Can You Map a Building with a Smartphone?

Building decent 3D maps takes time, effort, and resources. Portable LiDARs achieve great results, if you have one in your toolbox. 3D SLAM with AMRs is an option too, with careful calibration and tuning. So when we set ourselves to 3D map Ekumen HQ, and had neither at hand, we wondered. Can we do this with less? Can we do this with just a smartphone and open-source software — no expensive hardware, no complex rigs? That curiosity led us to experiment with different approaches to 3D reconstruction using an iPhone Pro. In this post, we share our process, the tools we used, and the lessons we learned while testing methods like NeRF, Gaussian Splatting, and others.

Why an iPhone Pro?

The iPhone Pro includes key sensors—such as LiDAR—and apps like NerfCapture or Stray Scanner App (using ARkit), which let you generate datasets with:

RGB images at 1920x1440 resolution
Depth maps at 256x192 resolution (LiDAR has a range of <5m)
Camera poses for each frame
The camera’s intrinsic matrix (without distortion model)

At some point, we also explored Android alternatives, since ARCore exposes similar data. However, depth images on Android are estimated by taking multiple device images from different angles and comparing them as a user moves their phone, and no recent phones with real depth sensors have been released (list of ARCORE devices). Source

What techniques were explored?

3D scene reconstruction from sparse posed images is commonly achieved by using intermediate 3D representations like neural fields, voxel grids, or 3D Gaussians.
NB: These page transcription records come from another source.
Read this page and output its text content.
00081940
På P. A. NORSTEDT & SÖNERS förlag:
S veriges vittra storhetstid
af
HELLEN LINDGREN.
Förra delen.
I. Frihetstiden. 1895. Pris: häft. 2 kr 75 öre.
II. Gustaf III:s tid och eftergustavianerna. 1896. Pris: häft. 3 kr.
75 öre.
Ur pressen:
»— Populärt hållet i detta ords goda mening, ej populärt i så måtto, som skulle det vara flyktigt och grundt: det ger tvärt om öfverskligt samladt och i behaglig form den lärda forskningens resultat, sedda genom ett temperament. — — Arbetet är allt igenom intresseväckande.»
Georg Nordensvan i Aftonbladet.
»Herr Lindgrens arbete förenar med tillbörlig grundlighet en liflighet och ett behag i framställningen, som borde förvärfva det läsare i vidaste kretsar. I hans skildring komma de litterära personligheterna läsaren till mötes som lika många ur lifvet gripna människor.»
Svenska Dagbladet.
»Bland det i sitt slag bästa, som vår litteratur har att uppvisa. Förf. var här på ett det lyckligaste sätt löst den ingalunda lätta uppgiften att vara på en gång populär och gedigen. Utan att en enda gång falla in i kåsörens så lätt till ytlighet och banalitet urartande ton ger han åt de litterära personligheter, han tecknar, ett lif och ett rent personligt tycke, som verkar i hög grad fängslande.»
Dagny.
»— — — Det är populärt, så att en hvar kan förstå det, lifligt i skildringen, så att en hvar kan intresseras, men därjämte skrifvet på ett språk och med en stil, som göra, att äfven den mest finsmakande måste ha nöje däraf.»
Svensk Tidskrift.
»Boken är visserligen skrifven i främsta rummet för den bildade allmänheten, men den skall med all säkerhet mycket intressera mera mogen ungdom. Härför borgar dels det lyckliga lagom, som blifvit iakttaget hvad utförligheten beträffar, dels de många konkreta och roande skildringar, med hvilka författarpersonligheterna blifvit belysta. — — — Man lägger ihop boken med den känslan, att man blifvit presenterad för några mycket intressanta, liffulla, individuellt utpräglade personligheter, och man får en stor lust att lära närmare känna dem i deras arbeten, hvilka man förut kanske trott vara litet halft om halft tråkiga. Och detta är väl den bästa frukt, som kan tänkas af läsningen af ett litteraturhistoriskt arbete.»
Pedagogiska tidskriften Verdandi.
These approaches ensure multi-view consistency in both scene appearance and geometry.

With the goal of getting the best possible results — How NeRFs and 3D Gaussian Splatting are Reshaping SLAM: a Survey — and considering that we didn’t need real-time processing and with an NVidia RTX 4090 at hand, we decided to test InstantNGP and SplaTAM.

Let’s break down the main options we explored:

Neural Radiance Fields (NeRFs)

NeRFs are represented as a continuous 5D function that outputs the radiance emitted in each direction (θ, φ) at each point (x, y, z) in space, and a density at each point which acts like a differential opacity cotrolling how much radiance is accumulated by a ray passing through (x, y, z). A multilayer perceptron (MPL) neural network can be trained to represent this function by regressing from a single 5D coordinate (x, y, z, θ, φ) to a single volumen density and view-dependent RGB color. Source

The figure below shows a basic overview of NeRF’s process: sampling along camera rays, feeding points to a neural network, and using volume rendering to produce an image. Optimization is done by minimizing the difference between synthesized and real images.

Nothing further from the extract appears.